#NewsBytesExclusive: How this constable is managing coronavirus and mom duties
Leaving a 1.5 years old baby, Ansh, at home, Mausam Yadav, 26, dons the khaki uniform daily. She puts the mask, wears gloves, and remains stationed at Ahimsa Sthal for several hours. Her job is to stop people from roaming about needlessly when the coronavirus related lockdown is imposed. The task is far from easy, but Mausam keeps her spirits high. Here's her story.
A native of Mahendragarh, Haryana, Mausam joined Delhi Police in 2014. She is a constable at Mehrauli police station and is currently on "coronavirus duty". Her unusual career choice raised eyebrows but Mausam said her father wanted her to join the forces. She has three sisters and one brother, who is with the Indian Army. After her marriage in 2017, she shifted to Gurugram.

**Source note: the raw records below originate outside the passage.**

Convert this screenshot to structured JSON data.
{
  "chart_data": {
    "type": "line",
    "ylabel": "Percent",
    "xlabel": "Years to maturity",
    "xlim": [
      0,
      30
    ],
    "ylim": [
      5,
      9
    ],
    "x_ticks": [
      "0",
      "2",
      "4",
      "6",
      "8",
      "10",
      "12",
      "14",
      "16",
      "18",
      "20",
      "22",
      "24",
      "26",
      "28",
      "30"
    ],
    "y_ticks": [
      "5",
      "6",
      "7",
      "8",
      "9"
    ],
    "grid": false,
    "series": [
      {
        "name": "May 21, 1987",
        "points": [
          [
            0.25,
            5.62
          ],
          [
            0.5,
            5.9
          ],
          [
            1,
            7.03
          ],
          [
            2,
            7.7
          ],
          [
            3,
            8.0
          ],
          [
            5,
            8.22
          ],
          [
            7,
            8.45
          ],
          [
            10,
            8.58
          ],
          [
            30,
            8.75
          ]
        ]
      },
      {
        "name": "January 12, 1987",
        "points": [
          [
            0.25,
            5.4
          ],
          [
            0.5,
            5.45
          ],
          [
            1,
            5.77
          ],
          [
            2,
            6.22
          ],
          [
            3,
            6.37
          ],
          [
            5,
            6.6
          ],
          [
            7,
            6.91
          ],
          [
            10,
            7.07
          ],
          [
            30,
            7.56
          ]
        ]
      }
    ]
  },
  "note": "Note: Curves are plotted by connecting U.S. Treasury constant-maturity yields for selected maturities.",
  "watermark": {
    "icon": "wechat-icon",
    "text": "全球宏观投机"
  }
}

For the past two years or so, Mausam has had the same routine. Her shift starts at 2 pm and ends at 10 pm. Since she has a kid, she logs off early, at 8. Speaking to NewsBytes, she said, "I do all household work before going for the job. We don't have a househelp." "Housewife hoke working ho rahi hun main," she chuckled.
It's not like she hasn't been on the road before. She was deployed during large events like Independence Day, but this task is different. When asked to shed light, she replied, "It's a checkout area. We need to ask vehicles why they are on the road. In case they give an unsatisfactory answer, we ask them to return. Only those with passes are allowed."
Naturally, Mausam deals with nonsensical excuses too. "The kid is ill and has to be taken to the hospital is the most common one," she said. "Then there are some people who get angry and underestimate cops, forcing us to show our true colors. We book them under IPC Section 188 (disobedience to order duly promulgated by public servant)," she told us.
When questioned about the mood at the station, considering how deadly the virus is, Mausam said everyone stays happy. Though they haven't been provided any training, the SHO conducts a briefing daily where he emphasizes on taking care of oneself. "We are told we can protect others only if we are fit. We also discuss our daily incidents with him," she revealed.
And after she returns home, the family stares at her like "she is the one who committed a murder," Muskan jokingly told us. "I immediately take a bath and then play with Ansh," she revealed. "Once home, I forget about my stressful job. Likewise, as soon as I step out, I forget I have a kid. That helps me keep myself sane," she quipped.
Mausam's husband, Pravin (whom she called a supportive one) works as a process developer in Mercer India. He said he is constantly worried about her. "No one knows when they will get infected and our son is too young. If (God forbid) she gets infected, it would be scary," he added. 29-year-old Pravin said he tells her to not remove the mask at any cost.
So, does he think his wife shouldn't have been a cop? "Yes. I wanted her to take leaves when the initial cases were reported but she shunned the idea," he said. "I sometimes think life would have been simpler, but she makes me proud. I couldn't achieve much in life and here she is, setting the right example for our kid," he concluded.